Si l’on se fie aux premiers résultats et notamment au rapport rendu par la Commission des lois constitutionnelles, de la législation et de l’administration générale de la République 4 , cette nouvelle juridiction permet effectivement de réduire le temps des débats d’une demi-journée par rapport à une Cour d’assises. Si l’on s’intéresse à l’aspect financier, il n’est plus nécessaire de rémunérer six jurés et deux suppléants, seulement les quatre magistrats qui composent la Cour criminelle départementale.
Néanmoins, le rapport n’omet pas d’énoncer les inconvénients de ce nouveau système mis en place. Une Cour criminelle départementale, composée de quatre magistrats au lieu de deux dans une Cour d'assises peut allonger le délai de traitement dans d’autres affaires (au civil, par exemple) qui nécessitent leur présence obligatoire.
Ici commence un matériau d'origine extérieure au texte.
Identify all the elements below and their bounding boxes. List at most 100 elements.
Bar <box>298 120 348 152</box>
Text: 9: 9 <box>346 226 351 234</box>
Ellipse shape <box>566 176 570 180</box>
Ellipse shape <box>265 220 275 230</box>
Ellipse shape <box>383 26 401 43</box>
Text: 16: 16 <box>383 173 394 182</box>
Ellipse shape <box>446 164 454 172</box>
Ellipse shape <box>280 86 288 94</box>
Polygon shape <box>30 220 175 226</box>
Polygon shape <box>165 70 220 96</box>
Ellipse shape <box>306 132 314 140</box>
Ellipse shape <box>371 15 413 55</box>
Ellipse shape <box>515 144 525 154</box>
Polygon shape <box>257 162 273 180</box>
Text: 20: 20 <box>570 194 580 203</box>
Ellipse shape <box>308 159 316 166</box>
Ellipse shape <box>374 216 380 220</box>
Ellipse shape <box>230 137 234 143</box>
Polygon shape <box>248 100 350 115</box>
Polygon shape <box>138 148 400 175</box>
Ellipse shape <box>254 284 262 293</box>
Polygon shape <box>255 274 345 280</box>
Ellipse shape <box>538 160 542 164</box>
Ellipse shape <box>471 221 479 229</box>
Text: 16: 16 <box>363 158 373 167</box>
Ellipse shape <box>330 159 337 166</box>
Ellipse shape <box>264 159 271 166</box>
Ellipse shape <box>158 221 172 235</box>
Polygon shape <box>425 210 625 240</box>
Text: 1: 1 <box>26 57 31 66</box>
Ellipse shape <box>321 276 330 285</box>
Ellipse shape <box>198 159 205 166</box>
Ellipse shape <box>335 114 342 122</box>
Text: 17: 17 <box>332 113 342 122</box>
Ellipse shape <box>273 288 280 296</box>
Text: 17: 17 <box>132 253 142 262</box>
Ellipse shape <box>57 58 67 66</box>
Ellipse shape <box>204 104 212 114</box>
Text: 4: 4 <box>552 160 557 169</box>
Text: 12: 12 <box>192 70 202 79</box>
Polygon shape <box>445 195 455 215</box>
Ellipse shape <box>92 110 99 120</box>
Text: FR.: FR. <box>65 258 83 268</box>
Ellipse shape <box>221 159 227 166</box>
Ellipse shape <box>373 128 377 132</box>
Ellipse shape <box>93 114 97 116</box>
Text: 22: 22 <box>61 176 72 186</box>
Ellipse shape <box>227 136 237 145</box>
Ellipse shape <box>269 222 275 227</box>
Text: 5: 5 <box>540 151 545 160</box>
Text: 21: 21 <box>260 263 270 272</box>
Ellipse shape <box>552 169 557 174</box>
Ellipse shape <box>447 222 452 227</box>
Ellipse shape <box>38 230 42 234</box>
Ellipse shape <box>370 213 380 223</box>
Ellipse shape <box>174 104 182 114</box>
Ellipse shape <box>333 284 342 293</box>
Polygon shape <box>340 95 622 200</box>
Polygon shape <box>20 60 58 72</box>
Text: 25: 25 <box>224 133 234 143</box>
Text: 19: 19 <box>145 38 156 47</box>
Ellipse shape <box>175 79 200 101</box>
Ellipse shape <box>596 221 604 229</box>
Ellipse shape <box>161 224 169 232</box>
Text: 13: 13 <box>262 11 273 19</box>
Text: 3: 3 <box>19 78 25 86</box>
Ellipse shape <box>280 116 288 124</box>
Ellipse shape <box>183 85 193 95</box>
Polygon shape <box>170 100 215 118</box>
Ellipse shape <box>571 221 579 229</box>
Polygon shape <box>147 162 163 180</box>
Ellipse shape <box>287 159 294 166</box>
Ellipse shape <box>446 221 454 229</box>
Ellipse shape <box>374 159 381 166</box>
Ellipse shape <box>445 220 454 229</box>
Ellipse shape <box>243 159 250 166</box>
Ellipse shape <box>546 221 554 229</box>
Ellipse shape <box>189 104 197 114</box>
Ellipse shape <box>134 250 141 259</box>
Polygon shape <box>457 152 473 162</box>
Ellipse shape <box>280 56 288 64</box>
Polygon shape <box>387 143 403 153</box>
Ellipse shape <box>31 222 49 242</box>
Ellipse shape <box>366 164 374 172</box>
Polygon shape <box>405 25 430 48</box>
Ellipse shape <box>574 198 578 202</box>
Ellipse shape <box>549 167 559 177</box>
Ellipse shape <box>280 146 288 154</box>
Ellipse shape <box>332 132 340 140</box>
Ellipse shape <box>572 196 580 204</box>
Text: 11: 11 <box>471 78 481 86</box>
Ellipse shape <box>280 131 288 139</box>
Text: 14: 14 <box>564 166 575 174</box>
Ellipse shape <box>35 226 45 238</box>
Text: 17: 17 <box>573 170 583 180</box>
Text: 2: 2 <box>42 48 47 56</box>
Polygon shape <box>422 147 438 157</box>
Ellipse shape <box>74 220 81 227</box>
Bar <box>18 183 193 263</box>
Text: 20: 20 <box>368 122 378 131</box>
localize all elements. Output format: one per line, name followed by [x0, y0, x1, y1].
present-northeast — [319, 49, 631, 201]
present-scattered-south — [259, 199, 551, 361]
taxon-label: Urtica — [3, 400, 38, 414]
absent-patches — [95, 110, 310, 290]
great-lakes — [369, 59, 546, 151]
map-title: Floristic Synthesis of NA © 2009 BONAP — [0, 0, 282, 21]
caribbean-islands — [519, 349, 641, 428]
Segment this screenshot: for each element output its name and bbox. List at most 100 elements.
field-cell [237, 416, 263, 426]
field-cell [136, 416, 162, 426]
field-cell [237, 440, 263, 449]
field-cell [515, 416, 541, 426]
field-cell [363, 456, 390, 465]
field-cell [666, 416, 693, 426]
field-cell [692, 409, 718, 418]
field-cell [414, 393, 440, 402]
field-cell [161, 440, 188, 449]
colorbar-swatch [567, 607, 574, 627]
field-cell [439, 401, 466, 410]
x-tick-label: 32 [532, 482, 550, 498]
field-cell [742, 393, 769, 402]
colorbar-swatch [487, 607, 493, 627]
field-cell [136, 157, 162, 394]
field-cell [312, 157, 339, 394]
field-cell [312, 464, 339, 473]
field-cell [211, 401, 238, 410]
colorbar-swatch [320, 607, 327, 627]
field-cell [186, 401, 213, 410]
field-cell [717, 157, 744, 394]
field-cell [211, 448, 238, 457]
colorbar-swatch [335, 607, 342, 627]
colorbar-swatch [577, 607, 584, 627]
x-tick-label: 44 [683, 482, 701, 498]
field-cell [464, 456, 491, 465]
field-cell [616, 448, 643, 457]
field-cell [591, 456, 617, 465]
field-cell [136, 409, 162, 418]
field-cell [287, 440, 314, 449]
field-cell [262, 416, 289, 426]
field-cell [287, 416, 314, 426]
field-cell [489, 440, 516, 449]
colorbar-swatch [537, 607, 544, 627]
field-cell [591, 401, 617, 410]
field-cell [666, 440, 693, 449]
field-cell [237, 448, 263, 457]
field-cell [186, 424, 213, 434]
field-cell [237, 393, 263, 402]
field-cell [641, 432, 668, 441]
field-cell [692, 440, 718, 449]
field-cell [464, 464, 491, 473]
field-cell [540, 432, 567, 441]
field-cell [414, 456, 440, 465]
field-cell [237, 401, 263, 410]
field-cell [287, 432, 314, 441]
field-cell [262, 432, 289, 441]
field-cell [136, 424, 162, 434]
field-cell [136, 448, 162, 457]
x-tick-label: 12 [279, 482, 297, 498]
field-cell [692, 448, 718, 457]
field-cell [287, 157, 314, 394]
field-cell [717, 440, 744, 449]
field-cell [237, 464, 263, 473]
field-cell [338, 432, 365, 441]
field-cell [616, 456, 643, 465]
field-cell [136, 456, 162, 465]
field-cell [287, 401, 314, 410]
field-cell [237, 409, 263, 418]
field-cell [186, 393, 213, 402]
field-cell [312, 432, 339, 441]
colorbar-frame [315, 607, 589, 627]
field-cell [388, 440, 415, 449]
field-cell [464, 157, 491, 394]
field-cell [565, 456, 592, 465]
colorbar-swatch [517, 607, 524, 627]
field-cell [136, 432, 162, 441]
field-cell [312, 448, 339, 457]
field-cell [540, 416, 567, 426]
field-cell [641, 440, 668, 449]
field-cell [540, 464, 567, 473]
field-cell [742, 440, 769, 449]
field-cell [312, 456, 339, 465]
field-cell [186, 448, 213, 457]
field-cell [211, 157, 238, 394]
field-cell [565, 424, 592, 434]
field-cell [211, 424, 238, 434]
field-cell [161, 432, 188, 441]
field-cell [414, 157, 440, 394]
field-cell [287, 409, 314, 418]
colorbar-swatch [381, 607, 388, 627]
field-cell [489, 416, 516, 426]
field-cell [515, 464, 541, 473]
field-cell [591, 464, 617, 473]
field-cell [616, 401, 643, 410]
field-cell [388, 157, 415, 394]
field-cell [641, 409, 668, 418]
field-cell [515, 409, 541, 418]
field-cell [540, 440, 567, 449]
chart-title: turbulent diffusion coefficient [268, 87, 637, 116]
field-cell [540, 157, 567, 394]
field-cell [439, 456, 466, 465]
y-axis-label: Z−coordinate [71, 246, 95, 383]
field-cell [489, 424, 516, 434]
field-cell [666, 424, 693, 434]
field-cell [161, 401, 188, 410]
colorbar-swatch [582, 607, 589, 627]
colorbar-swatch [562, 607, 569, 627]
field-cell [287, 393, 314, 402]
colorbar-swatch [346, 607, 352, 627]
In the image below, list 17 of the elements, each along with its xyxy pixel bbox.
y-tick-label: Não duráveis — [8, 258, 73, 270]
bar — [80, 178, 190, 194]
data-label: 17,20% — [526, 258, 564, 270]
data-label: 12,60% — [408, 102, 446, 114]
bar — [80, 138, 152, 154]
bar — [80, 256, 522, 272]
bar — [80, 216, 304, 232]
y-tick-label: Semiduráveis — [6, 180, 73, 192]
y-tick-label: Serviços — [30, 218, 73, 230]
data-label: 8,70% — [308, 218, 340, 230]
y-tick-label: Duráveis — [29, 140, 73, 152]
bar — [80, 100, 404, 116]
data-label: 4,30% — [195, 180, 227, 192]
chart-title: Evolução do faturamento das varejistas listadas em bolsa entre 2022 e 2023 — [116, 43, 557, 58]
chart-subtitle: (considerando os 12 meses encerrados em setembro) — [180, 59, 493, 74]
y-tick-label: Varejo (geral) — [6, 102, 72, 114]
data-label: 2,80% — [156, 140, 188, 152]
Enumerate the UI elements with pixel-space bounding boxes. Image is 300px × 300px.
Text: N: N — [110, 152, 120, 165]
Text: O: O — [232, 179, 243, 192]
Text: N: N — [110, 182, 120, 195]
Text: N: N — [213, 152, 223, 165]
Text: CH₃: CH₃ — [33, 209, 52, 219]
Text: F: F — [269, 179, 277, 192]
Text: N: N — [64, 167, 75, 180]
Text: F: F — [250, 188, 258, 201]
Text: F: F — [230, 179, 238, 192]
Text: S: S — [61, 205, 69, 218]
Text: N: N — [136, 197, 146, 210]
La conséquence est donc assez claire : l’augmentation du nombre de magistrats dans ces cours réduit le temps de travail de ces mêmes magistrats dans le traitement de leurs autres affaires. Pour pallier ce problème, la loi prévoit notamment de les faire remplacer par des magistrats honoraires et des avocats honoraires. Il s’agit de professionnels du droit actuellement à la retraite souhaitant mettre à disposition leur savoir-faire en exerçant des fonctions juridictionnelles.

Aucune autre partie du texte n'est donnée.